Fake websites of well-known publications, including the British newspaper The Guardian and the German magazine Der Spiegel, broadcast the Kremlin’s agenda. Russian diplomats had a hand in the scheme.
Specialists of the American company Meta, the owner of the Facebook and Instagram social networks, eliminated a large network of disinformation from Russia. This is written by the Associated Press agency with reference to Meta data.
The Russian network worked all summer and created hundreds of social media accounts and dozens of fake news websites to spread Kremlin propaganda about invading Ukraine. Meta said it was able to interrupt the bots before they affected a large audience.
Facebook said that this was the largest and most complex Russian propaganda campaign since the beginning of the military invasion of Ukraine. The Associated Press notes that the Russians used 60 sites, including the British newspaper The Guardian and the German magazine Der Spiegel.
Instead of normal news, clone sites published links to Russian propaganda and disinformation about Ukraine. More than 1,600 fake Facebook accounts spread propaganda in Germany, Italy, France, Great Britain and Ukraine.
Links to fake news were posted on fake accounts on Facebook, Instagram, Telegram and Twitter. Some publications contained messages from the official pages of Russian embassies in Europe and Asia.

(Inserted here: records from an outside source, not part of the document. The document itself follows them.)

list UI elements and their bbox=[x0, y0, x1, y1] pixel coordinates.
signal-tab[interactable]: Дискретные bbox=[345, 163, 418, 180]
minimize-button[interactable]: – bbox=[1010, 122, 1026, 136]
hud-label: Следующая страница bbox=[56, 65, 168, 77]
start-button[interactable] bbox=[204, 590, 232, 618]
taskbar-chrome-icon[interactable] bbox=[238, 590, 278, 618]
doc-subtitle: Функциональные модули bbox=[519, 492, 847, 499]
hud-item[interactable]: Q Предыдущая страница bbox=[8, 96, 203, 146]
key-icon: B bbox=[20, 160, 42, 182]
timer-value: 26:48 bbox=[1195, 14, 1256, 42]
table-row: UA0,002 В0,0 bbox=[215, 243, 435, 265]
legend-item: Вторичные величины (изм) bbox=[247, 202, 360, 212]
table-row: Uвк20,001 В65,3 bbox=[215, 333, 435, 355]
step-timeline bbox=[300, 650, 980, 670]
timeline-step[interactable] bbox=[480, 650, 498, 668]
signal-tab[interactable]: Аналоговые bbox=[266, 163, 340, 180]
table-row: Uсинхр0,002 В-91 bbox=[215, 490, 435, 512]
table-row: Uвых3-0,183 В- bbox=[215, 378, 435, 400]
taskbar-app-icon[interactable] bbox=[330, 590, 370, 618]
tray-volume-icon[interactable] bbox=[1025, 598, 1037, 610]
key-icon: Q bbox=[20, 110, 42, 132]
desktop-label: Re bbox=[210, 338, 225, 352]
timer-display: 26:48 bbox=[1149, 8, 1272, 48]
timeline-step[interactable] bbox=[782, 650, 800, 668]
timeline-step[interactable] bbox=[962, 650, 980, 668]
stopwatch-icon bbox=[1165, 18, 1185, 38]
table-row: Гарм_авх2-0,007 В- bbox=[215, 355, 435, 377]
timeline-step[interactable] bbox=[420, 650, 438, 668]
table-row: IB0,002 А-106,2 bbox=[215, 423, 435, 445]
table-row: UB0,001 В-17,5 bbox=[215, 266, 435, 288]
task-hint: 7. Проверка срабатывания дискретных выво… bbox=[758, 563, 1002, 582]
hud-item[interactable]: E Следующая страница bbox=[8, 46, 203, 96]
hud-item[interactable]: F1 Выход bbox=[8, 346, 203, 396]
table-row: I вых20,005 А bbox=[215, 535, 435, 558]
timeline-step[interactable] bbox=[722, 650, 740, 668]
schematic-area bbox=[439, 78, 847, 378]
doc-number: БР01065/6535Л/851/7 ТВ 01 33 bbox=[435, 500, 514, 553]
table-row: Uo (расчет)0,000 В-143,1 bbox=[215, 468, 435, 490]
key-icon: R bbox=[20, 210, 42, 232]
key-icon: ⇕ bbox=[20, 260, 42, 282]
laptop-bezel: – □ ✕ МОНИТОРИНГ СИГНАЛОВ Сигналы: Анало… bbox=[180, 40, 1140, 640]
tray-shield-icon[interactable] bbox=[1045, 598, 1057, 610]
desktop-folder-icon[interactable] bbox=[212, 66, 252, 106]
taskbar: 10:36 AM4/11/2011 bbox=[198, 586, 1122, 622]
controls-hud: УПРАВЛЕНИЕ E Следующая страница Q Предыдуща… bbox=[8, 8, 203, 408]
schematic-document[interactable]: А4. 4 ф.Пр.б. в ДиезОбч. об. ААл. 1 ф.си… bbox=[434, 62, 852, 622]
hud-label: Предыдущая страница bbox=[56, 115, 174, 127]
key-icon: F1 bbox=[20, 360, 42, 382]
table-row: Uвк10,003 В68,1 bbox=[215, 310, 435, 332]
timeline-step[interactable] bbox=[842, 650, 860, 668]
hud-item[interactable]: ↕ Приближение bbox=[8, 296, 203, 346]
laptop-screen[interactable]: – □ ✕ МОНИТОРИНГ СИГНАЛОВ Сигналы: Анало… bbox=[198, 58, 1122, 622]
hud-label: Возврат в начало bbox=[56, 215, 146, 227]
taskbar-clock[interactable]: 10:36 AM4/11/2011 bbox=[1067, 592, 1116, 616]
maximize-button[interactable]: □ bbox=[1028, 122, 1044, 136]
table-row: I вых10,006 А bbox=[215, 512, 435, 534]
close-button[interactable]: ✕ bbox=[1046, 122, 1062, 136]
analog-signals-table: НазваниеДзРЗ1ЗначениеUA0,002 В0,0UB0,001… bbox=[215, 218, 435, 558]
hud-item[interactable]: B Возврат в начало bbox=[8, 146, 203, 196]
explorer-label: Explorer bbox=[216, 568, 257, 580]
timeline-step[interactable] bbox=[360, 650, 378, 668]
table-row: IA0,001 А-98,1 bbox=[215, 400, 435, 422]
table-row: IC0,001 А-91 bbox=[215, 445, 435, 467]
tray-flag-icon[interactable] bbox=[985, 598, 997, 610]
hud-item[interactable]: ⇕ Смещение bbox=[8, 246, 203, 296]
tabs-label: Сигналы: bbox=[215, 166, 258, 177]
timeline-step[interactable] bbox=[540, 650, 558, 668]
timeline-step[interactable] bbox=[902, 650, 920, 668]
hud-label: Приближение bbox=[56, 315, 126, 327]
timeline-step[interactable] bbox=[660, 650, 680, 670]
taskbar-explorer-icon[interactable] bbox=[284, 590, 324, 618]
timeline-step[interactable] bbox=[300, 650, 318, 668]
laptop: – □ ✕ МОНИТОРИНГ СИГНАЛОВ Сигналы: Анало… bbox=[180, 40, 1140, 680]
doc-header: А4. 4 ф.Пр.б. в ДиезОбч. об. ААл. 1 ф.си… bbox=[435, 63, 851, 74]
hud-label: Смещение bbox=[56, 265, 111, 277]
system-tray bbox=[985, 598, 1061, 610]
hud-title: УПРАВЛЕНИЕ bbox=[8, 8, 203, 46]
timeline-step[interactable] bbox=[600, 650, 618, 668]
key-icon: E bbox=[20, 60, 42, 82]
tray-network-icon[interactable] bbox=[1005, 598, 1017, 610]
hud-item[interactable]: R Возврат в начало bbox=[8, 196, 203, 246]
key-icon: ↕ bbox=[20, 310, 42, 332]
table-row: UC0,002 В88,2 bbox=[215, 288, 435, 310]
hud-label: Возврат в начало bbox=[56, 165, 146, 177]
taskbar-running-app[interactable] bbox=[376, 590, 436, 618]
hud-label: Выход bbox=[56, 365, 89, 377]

Investigative journalists in Germany drew attention to the network of propagandists for the first time. When Meta began its investigation, it found that many of the fake accounts had already been removed by Facebook’s automated system.
Meta said that they cannot directly blame the Russian government for creating the network. Meta’s director of counter-threats, David Agranovich, emphasized the role of diplomats from Russia in this and said that the operation was based on complex tactics, the use of several languages ​​and the creation of fraudulent websites.
Researchers at Meta Platforms Inc. in Menlo Park (California, USA) discovered a much smaller network in China that spread political content in the USA.
The network reached a small audience in the US, because the posts were made by amateurs. The Americans immediately noticed the obvious mistakes in the English language, and published them during business hours for China. This network, while ineffective, was the first to be identified by Meta as anti-American.
“This network is important because it represents a new direction in China’s disinformation operations,” said Ben Nimmo, Meta’s head of global threat computing.